Note: Detailed experimentation setup can be referred from Section 4: Experiments of [1].

4. Preprocessing

Preprocessing involves using a common tokenizer and a shared vocabulary for all languages, which will reduce the overall vocab size and maximizes the token overlap between languages, improving the cross linguality of the model.
A universal tokenizer would be suboptimal, as different languages use different patterns and keywords. The logical operators such as && and || exist in C++, where they should be tokenized as a single token, but not in Python.
The indentations are critical in Python as they define the code structure but have no meaning in languages like C++ or Java. The tokenizers used are javalang5 tokenizer for Java, the tokenizer of the standard library for Python, and the clang7 tokenizer for C++.
These tokenizers ensure that meaningless modifications in the code (e.g., adding extra new lines or spaces) do not have any impact on the tokenized sequence.

Figure 3: Example of tokenization performed during Preprocessing in [1]

5. Evaluation

Various coding problem solutions from GeeksForGeeks are used to extract a set of parallel functions in C++, JAVA, and Python for creating test and validation sets.
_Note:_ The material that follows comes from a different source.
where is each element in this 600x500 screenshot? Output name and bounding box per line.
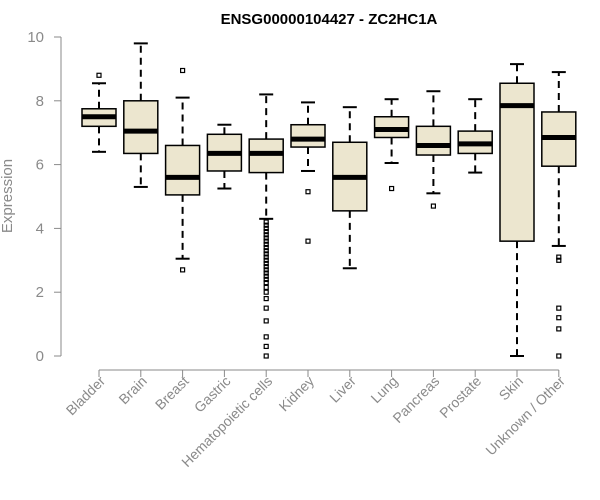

These functions not only return the same output but also compute the result with similar algorithms.
The transCoder is evaluated with different metrics such as reference match(percentage of translations that perfectly match the ground truth) and BLeU score(based on the relative overlap between the tokens in the translation and reference).
A limitation of these metrics is that they do not take into account the syntactic correctness of the equation.
Thus, a new metric, computational accuracy, is used to evaluate whether the hypothesis function generates the same outputs as the reference when given the same input.

6. Results

Many failures come from compilation errors when the target language is Java or C++. It suggests that the model could be improved by constraining the decoder to generate compilable code.
Runtime errors mainly occur when translating from Java or C++ into Python. Since Python code is interpreted and not compiled, this category also includes syntax errors in Python.
The majority of remaining errors are due to the program returning the wrong output on one or several of the unit tests.
Infinite loops generally cause timeout errors and mainly occur in the Java-Python pair.